"Você não precisa correr para chegar onde já é seu"
- Lorena Lisboa
- há 3 dias
- 2 min de leitura

Existe uma sabedoria silenciosa que só o tempo conhece.
Uma sabedoria que não grita, não apressa, não exige performances espirituais, nem despertares instantâneos. Ela apenas conduz. Como um velho sábio sentado diante do fogo, observando a vida sem ansiedade, compreendendo que toda alma possui um ritmo próprio de amadurecimento.
Vivemos em uma época onde até a espiritualidade foi tomada pela urgência. As pessoas querem acessar, despertar, transcender, compreender tudo de uma vez. Querem respostas rápidas para dores antigas. Querem romper todos os véus sem antes fortalecer os próprios olhos para enxergar o que existe atrás deles.
Mas existem portas que só devem se abrir quando a consciência estiver preparada para atravessá-las.
Nem toda expansão sem estrutura gera sabedoria. Às vezes, gera confusão.
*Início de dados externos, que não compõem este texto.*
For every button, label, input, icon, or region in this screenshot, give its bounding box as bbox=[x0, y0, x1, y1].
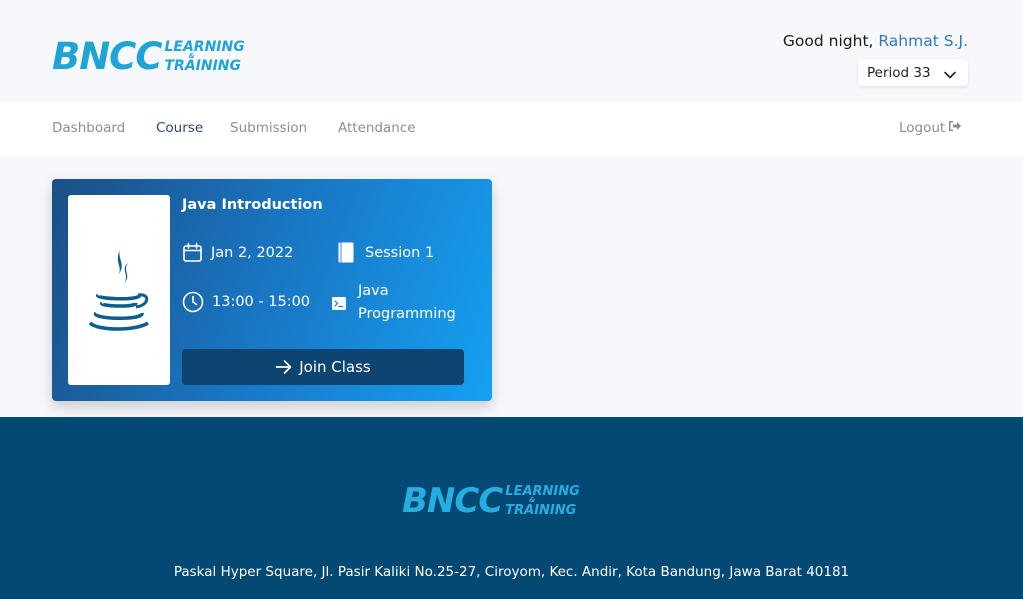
footer-address: Paskal Hyper Square, Jl. Pasir Kaliki No… bbox=[173, 564, 850, 580]
period-value: Period 33 bbox=[867, 64, 931, 81]
course-time: 13:00 - 15:00 bbox=[182, 291, 310, 313]
footer: BNCC LEARNING & TRAINING Paskal Hyper Sq… bbox=[0, 417, 1023, 599]
greeting-text: Good night, bbox=[782, 32, 879, 50]
logo-line-1: LEARNING bbox=[164, 38, 245, 55]
period-select[interactable]: Period 33 bbox=[858, 59, 968, 86]
course-card[interactable]: Java Introduction Jan 2, 2022 Session 1 … bbox=[52, 179, 492, 401]
header: BNCC LEARNING & TRAINING Good night, Rah… bbox=[0, 0, 1023, 102]
footer-logo-line-2: TRAINING bbox=[505, 502, 577, 518]
terminal-icon bbox=[332, 296, 346, 310]
nav-dashboard[interactable]: Dashboard bbox=[52, 120, 125, 136]
logout-button[interactable]: Logout bbox=[899, 120, 962, 136]
course-session: Session 1 bbox=[338, 242, 434, 263]
logo-sub-text: LEARNING & TRAINING bbox=[164, 40, 244, 74]
chevron-down-icon bbox=[944, 67, 956, 83]
calendar-icon bbox=[182, 242, 203, 263]
nav-submission[interactable]: Submission bbox=[230, 120, 307, 136]
greeting: Good night, Rahmat S.J. bbox=[783, 32, 968, 50]
user-name[interactable]: Rahmat S.J. bbox=[878, 32, 968, 50]
book-icon bbox=[338, 242, 354, 263]
course-time-text: 13:00 - 15:00 bbox=[212, 294, 311, 310]
java-logo-icon bbox=[84, 243, 154, 337]
logo-line-2: TRAINING bbox=[164, 58, 241, 75]
footer-logo-line-1: LEARNING bbox=[505, 484, 580, 500]
course-subject-line-1: Java bbox=[358, 283, 389, 299]
arrow-right-icon bbox=[275, 359, 293, 375]
logout-label: Logout bbox=[899, 120, 946, 136]
nav-attendance[interactable]: Attendance bbox=[338, 120, 416, 136]
course-subject-line-2: Programming bbox=[358, 306, 456, 322]
course-subject: Java Programming bbox=[332, 280, 456, 326]
course-session-text: Session 1 bbox=[365, 244, 435, 261]
footer-logo: BNCC LEARNING & TRAINING bbox=[402, 484, 580, 518]
course-thumbnail bbox=[68, 195, 170, 385]
main-nav: Dashboard Course Submission Attendance L… bbox=[0, 102, 1023, 155]
course-date: Jan 2, 2022 bbox=[182, 242, 293, 263]
footer-logo-sub-text: LEARNING & TRAINING bbox=[505, 485, 580, 517]
nav-course[interactable]: Course bbox=[156, 120, 203, 136]
logo-main-text: BNCC bbox=[52, 35, 162, 78]
course-title: Java Introduction bbox=[182, 197, 323, 213]
bncc-logo[interactable]: BNCC LEARNING & TRAINING bbox=[52, 38, 245, 75]
course-subject-text: Java Programming bbox=[358, 280, 456, 326]
footer-logo-main-text: BNCC bbox=[402, 481, 503, 521]
course-date-text: Jan 2, 2022 bbox=[211, 244, 294, 261]
clock-icon bbox=[182, 291, 204, 313]
sign-out-icon bbox=[948, 120, 962, 136]
join-class-label: Join Class bbox=[299, 358, 371, 376]
join-class-button[interactable]: Join Class bbox=[182, 349, 464, 385]
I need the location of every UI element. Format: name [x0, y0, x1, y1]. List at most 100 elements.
Nem toda abertura espiritual significa evolução. Em alguns momentos, significa apenas excesso.
Há processos que precisam de silêncio antes da revelação.
Há aprendizados que precisam primeiro repousar no corpo antes de virarem entendimento na alma.
A natureza inteira ensina isso. Nenhuma árvore amadurece seus frutos antes da estação correta. Nenhum rio corre mais rápido do que sua própria correnteza suporta. Nenhuma noite termina antes da hora do amanhecer.
Por que conosco seria diferente?
Talvez uma das maiores maturidades espirituais seja compreender que não precisamos correr para alcançar aquilo que verdadeiramente nos pertence. O que é do espírito encontra seu caminho no tempo certo. O que é real se aproxima sem violência. O que é profundo não precisa ser arrancado à força da vida.
Existe um perigo silencioso em tentar rasgar véus sem consciência. Porque quando a mente acessa conteúdos que o emocional ainda não consegue sustentar, o corpo paga o preço. A alma sente o impacto. E aquilo que deveria ser cura pode virar desorganização interna.
Por isso, existem fases em que o mais espiritual a se fazer é simplesmente respirar… e permitir que o entendimento assente devagar dentro de si.
Nem toda pausa é atraso.
Nem todo silêncio é ausência de evolução.
Às vezes, o invisível está trabalhando profundamente enquanto a vida aparentemente desacelera.
Existe uma diferença entre expansão e excesso.
Entre despertar e atropelar a si mesmo.
Entre buscar a luz e violentar os próprios limites tentando alcançá-la.
A espiritualidade madura não é aquela que mais vê.
É aquela que aprende a sustentar o que vê com equilíbrio, humildade, discernimento e presença.
Talvez por isso os antigos sábios aconselhavam mais sobre paciência do que sobre pressa. Porque compreendiam algo que o mundo moderno esqueceu: a alma tem seu próprio tempo de assimilação.
E tudo aquilo que chega antes da hora pode pesar mais do que iluminar.
Então, se existe algo que o espírito talvez queira lhe dizer hoje, é isto:
Acalme-se.
O caminho não está atrasado.
Você não precisa correr para chegar onde já é seu.
Há ensinamentos sendo acomodados dentro de você agora.
Há estruturas emocionais sendo reorganizadas silenciosamente.
Há uma sabedoria amadurecendo sem barulho.
Confie no processo.
O despertar também precisa de ternura.